Sejarah menunjukkan stigma itu akhirnya menimbulkan kebencian kepada Islam sangat dalam di berbagai belahan dunia. Perbedaan teologis yang diperburuk oleh perbedaan politik, ekonomi, dan budaya seringkali menyebabkan terjadinya ketegangan dan konflik antar negara. Namun setelah puluhan tahun berlangsung tanpa bukti-bukti ilmiah, akhirnya muncul kesadaran baru bahwa sumber ancaman dunia berasal dari ajaran Islam tidaklah benar, tidak produktif, bahkan deskruktif bagi pergaulan internasional.
"Kesadaran baru itu kini telah termanifestasikan dalam bentuk pencanangan Hari Anti Islamophobia se-Dunia pada 15 Maret 2022 oleh Perserikatan Bangsa-Bangsa dan diikuti oleh berbagai negara khususnya negara-negara Barat. Walaupun kesadaran baru di kalangan para pemimpin itu sudah terbentuk, namun ini tidak serta merta terjadi di dalam masyarakat sehingga diperlukan kebijakan afirmatif agar bisa diikuti oleh seluruh bangsa di dunia", ujar Ferry di Jakarta, Jumat (15/7/2022).

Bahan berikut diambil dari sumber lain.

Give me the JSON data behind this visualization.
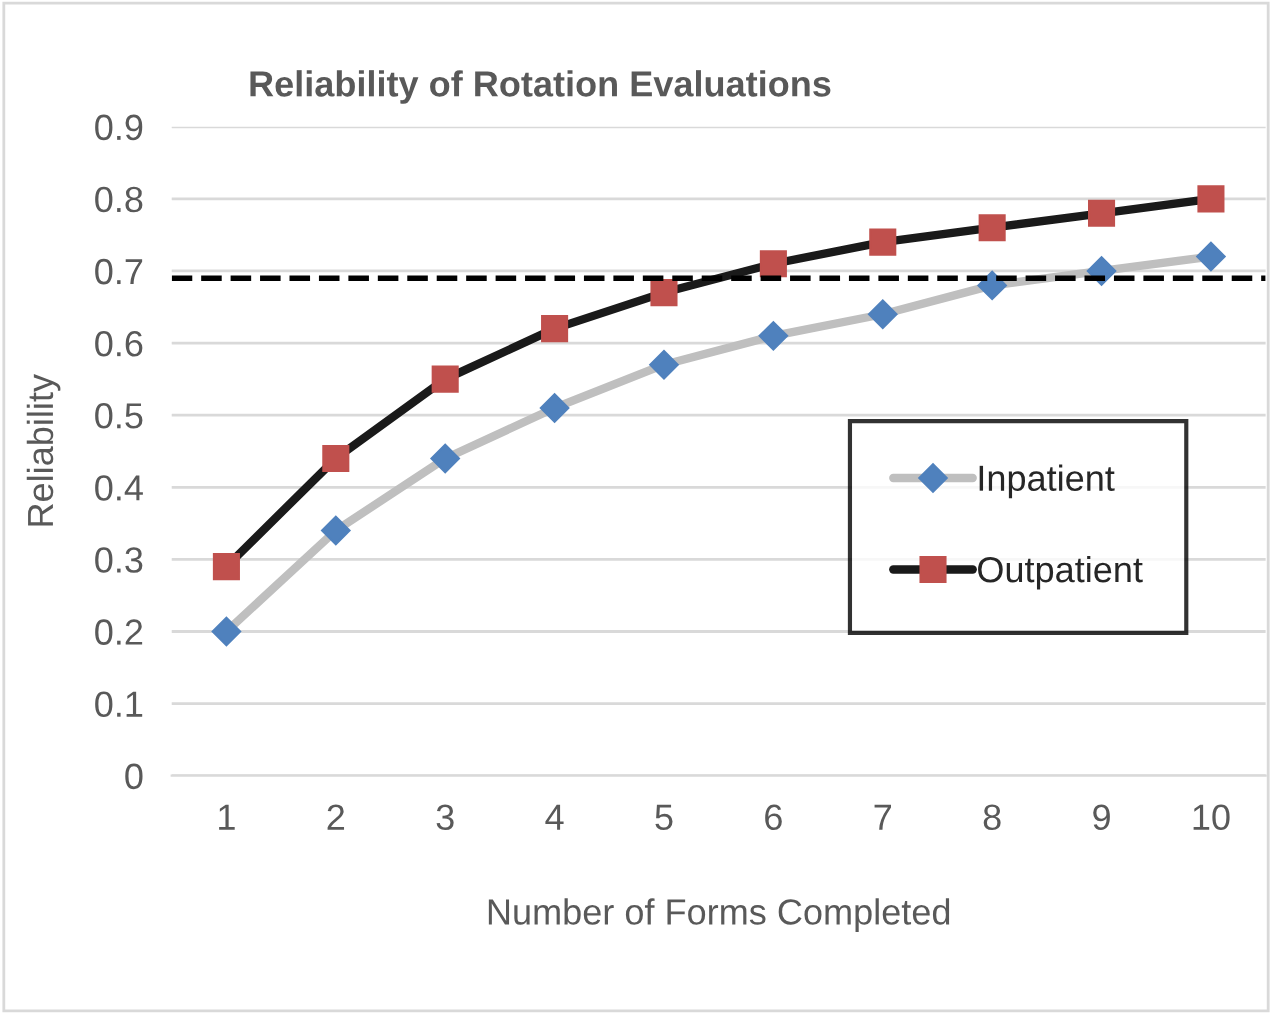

Menurut Ferry, terlebih lagi karena kekuasaan di Indonesia saat ini dirasa masih membiarkan gerakan Islamophobia. ”Maka dengan mengucapkan Bismillahirrahmanirrahim pada hari ini Jumat 15 Juli 2022 Masehi, yang bertepatan dengan 15 Dzulhijjah 1443 Hijriah, kami mendeklarasikan berdirinya Gerakan Nasional Anti Islamophobia (GNAI) dengan penuh harapan semoga Allah SWT meridhainya,” tegas Ferry.
Selain itu, dengan mengobarkan semangat pembukaan UUD 1945 yang tertanam dalam jiwa, Gerakan Nasional Anti Islamphobia (GNAI) ini dimaksudkan untuk melindungi segenap bangsa dan seluruh tumpah darah Indonesia, memajukan kesejahteraan umum, mencerdaskan kehidupan bangsa, dan ikut melaksanakan ketertiban dunia yang berdasarkan kemerdekaan, perdamaian abadi dan keadilan sosial melalui pengokohan kembali persatuan Indonesia yang sesungguhnya.

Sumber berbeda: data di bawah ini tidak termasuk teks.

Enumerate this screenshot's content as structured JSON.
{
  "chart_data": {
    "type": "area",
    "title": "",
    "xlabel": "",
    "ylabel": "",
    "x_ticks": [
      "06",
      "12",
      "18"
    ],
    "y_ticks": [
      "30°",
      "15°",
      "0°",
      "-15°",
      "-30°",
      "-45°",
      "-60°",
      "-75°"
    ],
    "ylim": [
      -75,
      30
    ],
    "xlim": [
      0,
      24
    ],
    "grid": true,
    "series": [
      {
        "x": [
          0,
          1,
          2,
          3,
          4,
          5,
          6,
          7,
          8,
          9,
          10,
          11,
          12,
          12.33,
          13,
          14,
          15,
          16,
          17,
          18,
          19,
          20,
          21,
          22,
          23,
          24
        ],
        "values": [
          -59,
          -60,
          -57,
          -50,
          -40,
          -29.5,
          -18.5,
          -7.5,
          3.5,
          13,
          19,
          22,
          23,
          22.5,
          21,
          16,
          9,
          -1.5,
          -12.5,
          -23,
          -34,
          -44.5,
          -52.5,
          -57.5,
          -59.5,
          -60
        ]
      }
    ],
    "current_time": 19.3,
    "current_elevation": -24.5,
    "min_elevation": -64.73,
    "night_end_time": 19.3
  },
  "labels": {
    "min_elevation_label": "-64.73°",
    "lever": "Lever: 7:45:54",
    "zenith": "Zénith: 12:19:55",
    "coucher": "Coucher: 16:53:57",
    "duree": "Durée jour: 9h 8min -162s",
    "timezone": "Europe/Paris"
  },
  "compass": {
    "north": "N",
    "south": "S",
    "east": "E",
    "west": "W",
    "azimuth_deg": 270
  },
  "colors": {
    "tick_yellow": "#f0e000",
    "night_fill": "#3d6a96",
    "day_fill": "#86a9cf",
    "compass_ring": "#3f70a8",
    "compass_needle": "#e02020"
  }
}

Ferry menegaskan, Islam adalah agama rahmat bagi seluruh alam. Menyikapi dan menindak lanjuti resolusi Perserikatan Bangsa - Bangsa (PBB) 15 Maret 2022 tentang memerangi Islamofobia maka Gerakan Nasional Anti Islamphobia menyatakan hal-hal sebagai berikut.

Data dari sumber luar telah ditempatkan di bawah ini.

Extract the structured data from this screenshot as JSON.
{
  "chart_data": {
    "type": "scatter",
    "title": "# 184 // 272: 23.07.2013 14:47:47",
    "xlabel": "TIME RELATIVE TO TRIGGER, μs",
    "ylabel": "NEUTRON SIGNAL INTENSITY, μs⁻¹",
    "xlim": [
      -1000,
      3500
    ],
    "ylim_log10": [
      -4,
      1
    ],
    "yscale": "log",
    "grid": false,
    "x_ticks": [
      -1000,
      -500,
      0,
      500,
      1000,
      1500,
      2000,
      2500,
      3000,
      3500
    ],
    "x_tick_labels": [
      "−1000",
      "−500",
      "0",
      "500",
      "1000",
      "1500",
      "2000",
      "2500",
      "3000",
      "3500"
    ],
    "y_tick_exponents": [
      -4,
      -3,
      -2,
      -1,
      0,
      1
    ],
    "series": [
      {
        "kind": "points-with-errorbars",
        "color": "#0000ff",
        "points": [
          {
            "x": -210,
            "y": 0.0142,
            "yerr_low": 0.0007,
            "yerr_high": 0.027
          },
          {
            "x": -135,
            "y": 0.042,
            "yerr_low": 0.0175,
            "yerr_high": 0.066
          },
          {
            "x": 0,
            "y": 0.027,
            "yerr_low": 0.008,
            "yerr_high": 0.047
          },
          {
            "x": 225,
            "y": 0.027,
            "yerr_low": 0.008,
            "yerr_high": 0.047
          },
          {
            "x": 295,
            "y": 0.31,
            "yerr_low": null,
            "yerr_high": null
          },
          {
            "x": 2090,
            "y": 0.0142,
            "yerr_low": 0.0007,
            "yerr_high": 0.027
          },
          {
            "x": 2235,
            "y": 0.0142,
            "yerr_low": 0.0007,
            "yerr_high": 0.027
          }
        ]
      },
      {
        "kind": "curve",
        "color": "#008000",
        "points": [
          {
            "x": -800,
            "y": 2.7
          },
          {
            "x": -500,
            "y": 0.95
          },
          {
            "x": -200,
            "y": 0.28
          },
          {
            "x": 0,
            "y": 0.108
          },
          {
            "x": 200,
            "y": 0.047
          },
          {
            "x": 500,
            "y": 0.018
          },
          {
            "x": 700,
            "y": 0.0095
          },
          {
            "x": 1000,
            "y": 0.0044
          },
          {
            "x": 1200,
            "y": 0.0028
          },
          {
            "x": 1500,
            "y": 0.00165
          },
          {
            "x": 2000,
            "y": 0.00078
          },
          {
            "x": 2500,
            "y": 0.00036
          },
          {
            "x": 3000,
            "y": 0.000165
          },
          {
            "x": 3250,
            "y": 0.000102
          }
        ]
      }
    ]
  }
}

Pertama, menjadikan 15 Maret sebagai Hari Anti Islamofobia dunia (universal) dan akan di peringati setiap tahun seperti ketetapan PBB. Kedua, mengimbau pemerintah untuk menjadikan bukan Islam sebagai masalah bahkan lawan karena Islam dan ummat Islam sesungguhnya adalah potensi utama bagi kemajuan bangsa dan negara Kesatuan Republik Indonesia (NKRI).
Ketiga, hentikan stigmatisasi Islam dan ummat Islam sebagai radikal, intoleran, anti kebinekaan dan sejenisnya.Keempat, mengimbau pada semua pihak untuk tidak mengarahkan narasi moderasi beragama kepada liberalisasi, sekularisasi atau pengambangan keyakinan agama (ptotisma)
Kelima, meminta pemerintah dan DPR RI untuk segera membuat undang - undang dengan substansi anti Islamophobia dan memberi sanksi atau hukuman yang berat atas sikap anti Islam baik yang di lakukan oleh orang bukan Islam maupun orang Islam sendiri.